There's this book by Cormac McCarthy you should read called Blood Meridian.

It's one of the all-time great works of American literature, up there with Moby Dick and The Sound and the Fury, and tells the story of a young man inherently given to extreme and senseless violence who falls in with a band of paramililtary mercenary scalphunters that indiscriminately kill all in their path for a period of about a year, spurred on by a mysterious judge who acts as a second to the former army captain leading the group.

Over the course of the novel, it becomes apparent that it's not so much this self-appointed officer, Captain Glanton, who is driving the gang to such superhuman cruelty so much as it is the judge, Holden, who is some kind of un-living embodiment of something approximating Man's predilection for cruelty and violence and worse.

When I watch what unfolds in the NHL preseason every year, that's what I think about a lot. Kids come into the sport being told they need to fight to earn spots and stand up for their teammates more or less as soon as they are legally allowed to do so, and are encouraged in this endeavor by coaches and general managers alike who give them the occasional roster spot they in no way deserve from a hockey standpoint. All because fighting is and always has been viewed as an integral part of the sport. Man has always, in some way, been at the throat of his fellow man, and Judge Holden made sure that Glanton's gang took warfare as reasonably far as it could go, stretching it into the cartoonishly macabre; pretty much everyone in the party eventually dies through the kind of wanton brutality they made their hallmark on the Mexico-Texas border.

The problem with fighting in hockey for people who are staunchly opposed to it is that they want it gone, cut out of the game entirely, right this second and yesterday, if at all possible. They're right that it's dangerous, they're right that it's a sideshow on the very periphery of the sport's otherwise necessary skill sets, they're right that anyone who thinks player safety is in any way important should not be able to reasonably condone it in its current form.

Where they're wrong is that they say it has no place in the game at all, or that it's not what fans pay to see.
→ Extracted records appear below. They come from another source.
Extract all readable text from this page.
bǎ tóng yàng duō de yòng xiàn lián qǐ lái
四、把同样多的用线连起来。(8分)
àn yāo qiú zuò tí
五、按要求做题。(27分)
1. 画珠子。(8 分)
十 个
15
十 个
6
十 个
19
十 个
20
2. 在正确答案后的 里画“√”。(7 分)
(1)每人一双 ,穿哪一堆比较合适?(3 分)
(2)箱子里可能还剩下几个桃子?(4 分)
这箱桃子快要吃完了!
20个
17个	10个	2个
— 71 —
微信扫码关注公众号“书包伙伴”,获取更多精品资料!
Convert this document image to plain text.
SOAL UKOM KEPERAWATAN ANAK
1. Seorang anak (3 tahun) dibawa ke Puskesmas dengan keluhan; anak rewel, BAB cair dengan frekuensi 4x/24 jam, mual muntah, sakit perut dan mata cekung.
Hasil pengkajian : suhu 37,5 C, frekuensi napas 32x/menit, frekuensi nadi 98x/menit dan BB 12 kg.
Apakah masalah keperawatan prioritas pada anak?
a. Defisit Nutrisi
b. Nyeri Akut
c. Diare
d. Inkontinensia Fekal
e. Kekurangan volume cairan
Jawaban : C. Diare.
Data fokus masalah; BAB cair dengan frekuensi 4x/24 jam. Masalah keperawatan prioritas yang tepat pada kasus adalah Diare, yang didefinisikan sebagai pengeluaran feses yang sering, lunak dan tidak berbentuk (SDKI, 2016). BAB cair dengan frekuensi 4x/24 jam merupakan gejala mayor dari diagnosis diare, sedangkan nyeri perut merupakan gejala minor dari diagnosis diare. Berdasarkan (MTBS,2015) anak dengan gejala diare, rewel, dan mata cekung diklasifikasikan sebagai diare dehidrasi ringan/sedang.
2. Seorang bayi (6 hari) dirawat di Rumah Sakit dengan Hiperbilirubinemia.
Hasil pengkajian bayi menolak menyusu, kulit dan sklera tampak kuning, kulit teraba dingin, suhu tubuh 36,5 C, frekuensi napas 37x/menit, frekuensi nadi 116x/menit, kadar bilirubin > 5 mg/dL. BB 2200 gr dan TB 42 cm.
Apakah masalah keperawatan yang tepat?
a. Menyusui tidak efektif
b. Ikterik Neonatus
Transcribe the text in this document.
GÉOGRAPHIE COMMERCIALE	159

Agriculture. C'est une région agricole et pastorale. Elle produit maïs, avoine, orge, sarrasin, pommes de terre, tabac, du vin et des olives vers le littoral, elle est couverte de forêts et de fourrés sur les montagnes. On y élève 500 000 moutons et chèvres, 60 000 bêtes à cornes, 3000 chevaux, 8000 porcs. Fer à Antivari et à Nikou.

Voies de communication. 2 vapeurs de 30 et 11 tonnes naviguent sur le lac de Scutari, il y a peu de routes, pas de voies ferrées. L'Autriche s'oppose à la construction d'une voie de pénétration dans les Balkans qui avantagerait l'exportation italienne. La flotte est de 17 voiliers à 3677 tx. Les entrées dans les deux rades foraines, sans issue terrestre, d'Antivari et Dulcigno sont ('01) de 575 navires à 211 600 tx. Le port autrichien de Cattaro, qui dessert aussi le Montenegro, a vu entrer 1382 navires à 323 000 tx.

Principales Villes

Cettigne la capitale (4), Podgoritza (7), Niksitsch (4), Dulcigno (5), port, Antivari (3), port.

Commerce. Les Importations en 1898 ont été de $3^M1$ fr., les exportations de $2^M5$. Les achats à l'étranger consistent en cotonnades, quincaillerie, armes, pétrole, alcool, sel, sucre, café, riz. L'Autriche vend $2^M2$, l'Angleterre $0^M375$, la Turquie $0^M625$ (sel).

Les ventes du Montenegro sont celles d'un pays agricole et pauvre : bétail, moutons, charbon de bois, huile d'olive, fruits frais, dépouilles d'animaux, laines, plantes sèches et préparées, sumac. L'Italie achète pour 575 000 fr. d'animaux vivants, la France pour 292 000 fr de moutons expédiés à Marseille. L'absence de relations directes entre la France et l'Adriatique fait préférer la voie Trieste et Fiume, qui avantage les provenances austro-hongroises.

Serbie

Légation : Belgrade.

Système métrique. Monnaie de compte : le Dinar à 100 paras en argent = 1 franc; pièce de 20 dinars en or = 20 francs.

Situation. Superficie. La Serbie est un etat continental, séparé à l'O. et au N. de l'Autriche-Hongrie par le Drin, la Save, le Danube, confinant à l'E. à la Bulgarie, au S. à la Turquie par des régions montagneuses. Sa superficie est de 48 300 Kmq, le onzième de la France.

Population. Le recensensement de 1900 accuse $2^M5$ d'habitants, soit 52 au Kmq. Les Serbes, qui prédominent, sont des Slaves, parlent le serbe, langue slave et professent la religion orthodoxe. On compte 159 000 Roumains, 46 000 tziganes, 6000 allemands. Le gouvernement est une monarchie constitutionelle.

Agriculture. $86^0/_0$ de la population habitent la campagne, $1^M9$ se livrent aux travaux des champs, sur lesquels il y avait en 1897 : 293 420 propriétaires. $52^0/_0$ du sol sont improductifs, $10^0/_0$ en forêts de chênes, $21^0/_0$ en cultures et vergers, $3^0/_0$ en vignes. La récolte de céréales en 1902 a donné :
Well, to that latter point, it's certainly true that no one pays $50 to see a hockey game specifically hoping they'll get to watch George Parros and Paul Bissonnette whale on each other for 25 seconds. They'll certainly stand and cheer while it happens because it does appeal to the darker corners of our animal instincts to see two people punch each other bloody, but it's not as though those fans grab their coats and stream for the exits when those players are finally escorted to the penalty box.

The NHL is clearly trying to slowly legislate fighting out of the game, what with the fancy new rule about guys getting an extra two minutes in the box if they take their helmets off prior to a scrap.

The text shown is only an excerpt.